Uncertainty leaves Italy in political chaos

Berlusconi’s status at issue; bankruptcy fears loom

November 10, 2011|By Elisabetta Povoledo and Rachel Donadio, New York Times

ROME - A day after Prime Minister Silvio Berlusconi pledged to step down once the Italian Parliament passes austerity measures, Italy was engulfed in political chaos that has pushed the eurozone to its biggest test yet and raised the once unthinkable prospect of a major industrial economy going bankrupt.

With borrowing rates now soaring at 7.4 percent, levels at which smaller eurozone countries sought bailouts, Italian lawmakers were frantically negotiating a way forward, while European leaders scrambled to forge a backup plan for a country too big to bail out.

The uncertainty over the timing of Berlusconi’s departure - and questions over what would follow - kept Italy in the crosshairs of the financial markets yesterday, and prompted President Giorgio Napolitano to issue a statement reaffirming that the prime minister would resign as announced and that Parliament would approve austerity measures “within a few days.’’

Indeed, Italy’s fate appeared in the hands not only of the markets, but also of Napolitano, an 86-year-old former Communist who must exercise moral persuasion on a government known more for its sex scandals than economic policies.

In a statement, the president said he would either form a new government quickly or take the necessary steps to go to early elections, adding that in any case “emergency measures’’ could be adopted “at any time,’’ so there was no risk of prolonged political instability.

While Berlusconi has said he wants to go to elections, momentum appeared to be building for a government guided by a respected nonpolitician. Last evening, Napolitano named Mario Monti, a former European Commissioner and the most widely discussed candidate to guide such a government.

The political turmoil comes at a time of rising risk. Barclays bank yesterday issued a note saying that Italy “may be beyond the point of no return,’’ and other financial analysts - and officials in the Italian Finance Ministry - said the country could survive for several more quarters even with bond yields around 7 percent.
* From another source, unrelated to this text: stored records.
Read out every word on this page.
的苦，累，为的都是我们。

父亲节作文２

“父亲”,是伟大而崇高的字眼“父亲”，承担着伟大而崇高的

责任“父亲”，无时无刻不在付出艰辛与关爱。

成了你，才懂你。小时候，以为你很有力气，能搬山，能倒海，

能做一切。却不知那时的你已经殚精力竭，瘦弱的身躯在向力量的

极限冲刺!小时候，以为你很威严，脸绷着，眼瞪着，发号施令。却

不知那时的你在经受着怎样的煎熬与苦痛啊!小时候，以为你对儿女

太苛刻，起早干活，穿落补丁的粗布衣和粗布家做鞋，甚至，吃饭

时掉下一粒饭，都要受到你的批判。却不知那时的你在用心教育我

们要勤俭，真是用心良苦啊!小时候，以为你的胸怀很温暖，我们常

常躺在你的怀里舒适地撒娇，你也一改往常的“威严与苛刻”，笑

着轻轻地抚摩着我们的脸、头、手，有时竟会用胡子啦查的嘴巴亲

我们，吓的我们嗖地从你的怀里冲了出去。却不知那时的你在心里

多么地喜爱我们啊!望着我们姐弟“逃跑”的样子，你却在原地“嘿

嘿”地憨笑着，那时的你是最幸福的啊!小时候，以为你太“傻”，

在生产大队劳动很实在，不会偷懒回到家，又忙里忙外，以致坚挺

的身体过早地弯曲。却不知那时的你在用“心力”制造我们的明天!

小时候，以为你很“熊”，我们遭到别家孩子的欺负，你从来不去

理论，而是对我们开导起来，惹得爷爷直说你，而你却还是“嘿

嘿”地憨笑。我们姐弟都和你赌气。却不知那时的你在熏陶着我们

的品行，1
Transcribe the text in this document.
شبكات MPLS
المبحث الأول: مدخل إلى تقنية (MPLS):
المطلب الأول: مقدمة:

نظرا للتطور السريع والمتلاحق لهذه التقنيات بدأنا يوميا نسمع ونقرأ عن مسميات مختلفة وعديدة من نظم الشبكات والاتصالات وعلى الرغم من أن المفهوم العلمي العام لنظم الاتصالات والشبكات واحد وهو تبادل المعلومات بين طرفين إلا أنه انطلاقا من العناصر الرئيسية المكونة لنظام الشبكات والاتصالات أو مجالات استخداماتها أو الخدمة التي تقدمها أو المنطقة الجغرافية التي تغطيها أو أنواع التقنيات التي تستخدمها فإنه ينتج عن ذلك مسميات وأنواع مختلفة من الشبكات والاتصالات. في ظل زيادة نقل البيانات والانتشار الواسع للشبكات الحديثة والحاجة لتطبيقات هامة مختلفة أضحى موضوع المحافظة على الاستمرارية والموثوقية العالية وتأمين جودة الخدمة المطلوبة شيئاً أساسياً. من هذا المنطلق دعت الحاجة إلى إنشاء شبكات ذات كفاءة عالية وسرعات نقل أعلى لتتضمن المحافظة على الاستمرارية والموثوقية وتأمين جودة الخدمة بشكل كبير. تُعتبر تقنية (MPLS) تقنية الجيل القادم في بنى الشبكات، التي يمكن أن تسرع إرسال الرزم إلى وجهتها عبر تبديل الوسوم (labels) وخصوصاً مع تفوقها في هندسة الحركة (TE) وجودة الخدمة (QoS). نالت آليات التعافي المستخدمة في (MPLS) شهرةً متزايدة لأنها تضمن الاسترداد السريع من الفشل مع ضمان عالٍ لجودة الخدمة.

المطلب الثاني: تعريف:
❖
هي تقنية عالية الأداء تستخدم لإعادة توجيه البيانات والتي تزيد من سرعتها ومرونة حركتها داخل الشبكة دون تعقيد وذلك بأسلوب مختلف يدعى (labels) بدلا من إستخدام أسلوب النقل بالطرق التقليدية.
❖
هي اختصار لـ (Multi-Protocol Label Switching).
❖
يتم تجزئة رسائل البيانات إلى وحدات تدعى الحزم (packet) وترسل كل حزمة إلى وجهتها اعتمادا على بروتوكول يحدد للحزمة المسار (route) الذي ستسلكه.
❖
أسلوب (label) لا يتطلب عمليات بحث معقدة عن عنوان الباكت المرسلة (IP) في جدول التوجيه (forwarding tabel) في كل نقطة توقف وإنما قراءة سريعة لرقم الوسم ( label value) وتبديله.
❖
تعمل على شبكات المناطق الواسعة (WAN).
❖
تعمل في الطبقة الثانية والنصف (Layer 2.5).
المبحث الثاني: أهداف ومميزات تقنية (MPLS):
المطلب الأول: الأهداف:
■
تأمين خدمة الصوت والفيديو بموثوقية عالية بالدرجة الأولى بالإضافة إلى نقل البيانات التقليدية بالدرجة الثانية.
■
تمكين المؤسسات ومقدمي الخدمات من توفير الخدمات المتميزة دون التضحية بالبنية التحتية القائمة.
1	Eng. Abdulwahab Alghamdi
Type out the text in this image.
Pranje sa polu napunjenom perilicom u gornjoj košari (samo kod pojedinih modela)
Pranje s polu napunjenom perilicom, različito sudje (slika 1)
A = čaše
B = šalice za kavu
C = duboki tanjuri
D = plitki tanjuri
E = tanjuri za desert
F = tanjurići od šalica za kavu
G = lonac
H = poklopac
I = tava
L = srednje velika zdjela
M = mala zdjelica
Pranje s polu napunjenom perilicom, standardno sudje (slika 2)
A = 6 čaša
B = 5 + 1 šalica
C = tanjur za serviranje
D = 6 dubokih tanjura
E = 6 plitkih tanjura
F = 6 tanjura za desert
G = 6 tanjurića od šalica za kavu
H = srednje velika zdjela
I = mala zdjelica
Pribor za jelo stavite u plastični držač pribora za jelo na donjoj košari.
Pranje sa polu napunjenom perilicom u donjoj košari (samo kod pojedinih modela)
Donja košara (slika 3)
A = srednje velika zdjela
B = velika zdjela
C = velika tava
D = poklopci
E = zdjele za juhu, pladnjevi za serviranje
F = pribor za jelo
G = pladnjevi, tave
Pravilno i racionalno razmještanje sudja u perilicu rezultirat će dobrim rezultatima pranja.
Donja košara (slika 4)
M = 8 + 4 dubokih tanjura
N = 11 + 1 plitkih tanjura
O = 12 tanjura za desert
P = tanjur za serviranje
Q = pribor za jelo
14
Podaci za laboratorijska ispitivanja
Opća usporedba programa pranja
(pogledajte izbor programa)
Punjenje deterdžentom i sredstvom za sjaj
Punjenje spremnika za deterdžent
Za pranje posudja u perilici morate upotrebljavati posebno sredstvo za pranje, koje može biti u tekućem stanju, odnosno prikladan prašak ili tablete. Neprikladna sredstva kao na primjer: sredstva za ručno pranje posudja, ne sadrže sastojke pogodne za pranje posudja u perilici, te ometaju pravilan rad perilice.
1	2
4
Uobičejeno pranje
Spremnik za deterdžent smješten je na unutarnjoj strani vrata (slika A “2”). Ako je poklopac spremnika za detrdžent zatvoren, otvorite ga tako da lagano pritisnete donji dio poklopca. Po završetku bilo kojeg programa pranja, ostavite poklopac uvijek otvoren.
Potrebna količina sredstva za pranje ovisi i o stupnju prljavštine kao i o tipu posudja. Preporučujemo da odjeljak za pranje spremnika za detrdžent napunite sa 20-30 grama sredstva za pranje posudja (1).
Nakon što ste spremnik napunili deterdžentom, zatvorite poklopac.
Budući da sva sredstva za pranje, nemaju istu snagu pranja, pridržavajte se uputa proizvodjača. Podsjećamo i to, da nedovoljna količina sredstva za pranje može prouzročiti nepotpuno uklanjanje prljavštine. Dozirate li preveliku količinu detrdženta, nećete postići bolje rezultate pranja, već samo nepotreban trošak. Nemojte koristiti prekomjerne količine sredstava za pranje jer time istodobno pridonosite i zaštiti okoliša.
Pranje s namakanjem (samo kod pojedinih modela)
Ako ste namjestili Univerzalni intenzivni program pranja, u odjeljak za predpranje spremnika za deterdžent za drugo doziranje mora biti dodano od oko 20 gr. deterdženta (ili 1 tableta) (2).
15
Nevertheless, the market jitters spurred Italy’s Parliament to move with uncharacteristic urgency, agreeing to start discussion of the emergency measures, with the aim of adopting them as early as the weekend, several lawmakers said.

But concerns were widespread that the substance of the measures, which were officially presented by Finance Minister Giulio Tremonti last evening, might not live up to the stringent demands of the current financial markets.

A letter to Tremonti sent last week by Olli Rehn, European commissioner for economic and monetary affairs, expressed doubts that they would “ensure the achievement of a balanced budget in 2013.’’

It also called on the government to draft additional measures to reach targets.

The difficulties in proposing, let alone enforcing, the measures stem from deep divisions within the center-right coalition, a patchwork of conflicting vested interests.

In August, the European Central Bank demanded structural changes in exchange for buying Italian debt. Parliament pushed through some debt-reducing measures, including cuts to local government and tax increases. But some observers said that so-called Euroskeptic factions in the Berlusconi government had never taken the demands seriously.

A delegation from the European Commission and the European Central Bank began meeting with officials in Rome yesterday to step up surveillance of Italy’s reform program, days after the International Monetary Fund said it, too, would monitor Italy’s progress.